Voici le projet de la nouvelle forme qu’on prétend leur donner. Ils formeront une communauté de prêtres, qui n’aura point de général à Rome, mais qui fera des vœux, excepté celui de pauvreté, afin qu’ils soient susceptibles de bénéfices. On recevra dans cette communauté d’autres prêtres que les ex-jésuites, et même ces prêtres seuls auront l’administration des biens. De plus, l’étude de la théologie sera interdite dans cette congrégation, et ils ne pourront jamais diriger les séminaires ; mais ils serviront de pépinière pour donner des maîtres aux collèges de provinces, sans néanmoins être membres de l’université.

Vous sentez, mon cher maître, tout ce qu’il y a d’insidieux dans ce projet, et que, dès qu’une fois la canaille sera établie, elle se mettra bientôt en possession de tous les avantages auxquels elle feint de renoncer dans ce moment, pour ne pas trop effaroucher les contradicteurs. D’abord les bénéfices dont ils sont susceptibles leur donneront moyen d’entrer dans le clergé et de devenir évêques ; nouveau moyen de pouvoir qui manquait à la société défunte. Les prêtres séculiers, prétendus administrateurs des biens, seront bientôt culbutés par eux, dès qu’ils trouveront un peu de faveur ; et d’ailleurs ces prêtres, choisis par l’archevêque de Paris, seront leurs créatures et leurs valets. Ils ne tarderont pas à représenter qu’il est absurde d’interdire à une communauté de prêtres l’étude de la théologie, et ils obtiendront ce point d’autant plus facilement que leur demande sera raisonnable. Ils représenteront de même qu’étant destinés à peupler les collèges de provinces, il est impossible qu’ils y suffisent en n’ayant qu’une seule maison dans Paris (car le prétendu projet ne leur permet pas d’en avoir ailleurs) et ils obtiendront de même fort aisément d’en avoir au moins dans les principales villes.

Enfin il est clair que ces marauds ne demandent rien, dans ce moment, que d’obtenir un souffle de vie, qui deviendra bientôt, grâce à leurs intrigues, un état de vigueur et de santé. Je vous avoue, mon cher ami, que j’ai le cœur navré quand je vois la protection que le roi de Prusse accorde à cette canaille, et qui servira peut-être d’exemple à d’autres souverains, quoiqu’il y ait bien de la différence entre souffrir des jésuites en pays protestant, et les avoir en pays catholique.

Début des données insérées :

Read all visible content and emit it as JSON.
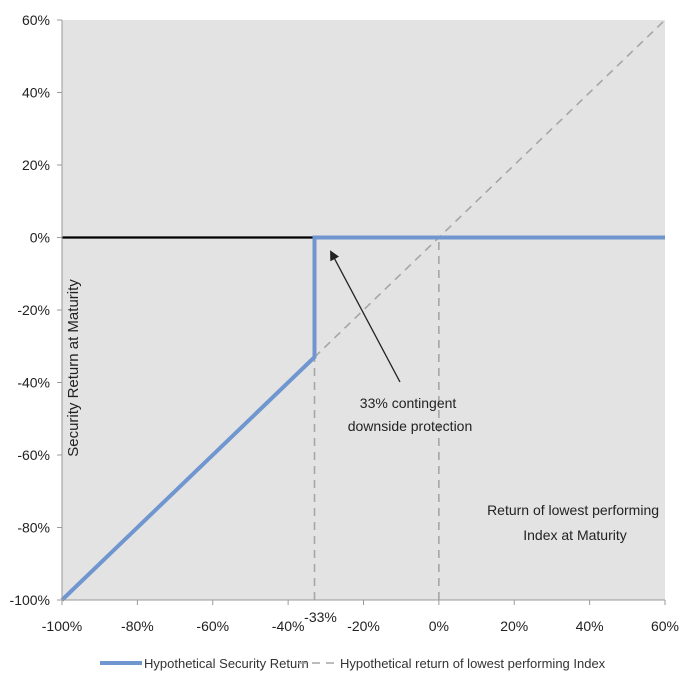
{
  "chart_data": {
    "type": "line",
    "title": "",
    "xlabel": "Return of lowest performing Index at Maturity",
    "xlabel_lines": [
      "Return of lowest performing",
      "Index at Maturity"
    ],
    "ylabel": "Security Return at Maturity",
    "xlim": [
      -100,
      60
    ],
    "ylim": [
      -100,
      60
    ],
    "x_ticks": [
      -100,
      -80,
      -60,
      -40,
      -20,
      0,
      20,
      40,
      60
    ],
    "x_tick_labels": [
      "-100%",
      "-80%",
      "-60%",
      "-40%",
      "-20%",
      "0%",
      "20%",
      "40%",
      "60%"
    ],
    "y_ticks": [
      -100,
      -80,
      -60,
      -40,
      -20,
      0,
      20,
      40,
      60
    ],
    "y_tick_labels": [
      "-100%",
      "-80%",
      "-60%",
      "-40%",
      "-20%",
      "0%",
      "20%",
      "40%",
      "60%"
    ],
    "extra_x_tick": {
      "value": -33,
      "label": "-33%"
    },
    "grid": false,
    "background": "#e3e3e3",
    "series": [
      {
        "name": "Hypothetical Security Return",
        "color": "#7096cf",
        "style": "solid",
        "x": [
          -100,
          -33,
          -33,
          60
        ],
        "y": [
          -100,
          -33,
          0,
          0
        ]
      },
      {
        "name": "Hypothetical return of lowest performing Index",
        "color": "#a6a6a6",
        "style": "dashed",
        "x": [
          -100,
          60
        ],
        "y": [
          -100,
          60
        ]
      }
    ],
    "reference_lines": [
      {
        "type": "vertical",
        "x": -33,
        "y_range": [
          -100,
          -33
        ],
        "style": "dashed",
        "color": "#a6a6a6"
      },
      {
        "type": "vertical",
        "x": 0,
        "y_range": [
          -100,
          0
        ],
        "style": "dashed",
        "color": "#a6a6a6"
      },
      {
        "type": "horizontal",
        "y": 0,
        "style": "solid",
        "color": "#000000"
      }
    ],
    "annotation": {
      "lines": [
        "33% contingent",
        "downside protection"
      ],
      "arrow_to": {
        "x": -33,
        "y": 0
      }
    },
    "legend_position": "bottom-center"
  }
}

Voilà, mon cher ami, un sujet bien intéressant, et qui mériterait bien autant d’exercer votre plume que les Morangiés[1] et les La Beaumelle[2]. Vous allez dire que je fais encore le Bertrand, et que j’ai toujours recours à Raton ; mais songez donc que Bertrand a les ongles coupés. Ce que je désire et que j’attends de vous serait l’ouvrage d’un bon citoyen et d’un bon

  1. Voyez tome XXIX, page 213.
  2. Voyez tome XXIX, page 258.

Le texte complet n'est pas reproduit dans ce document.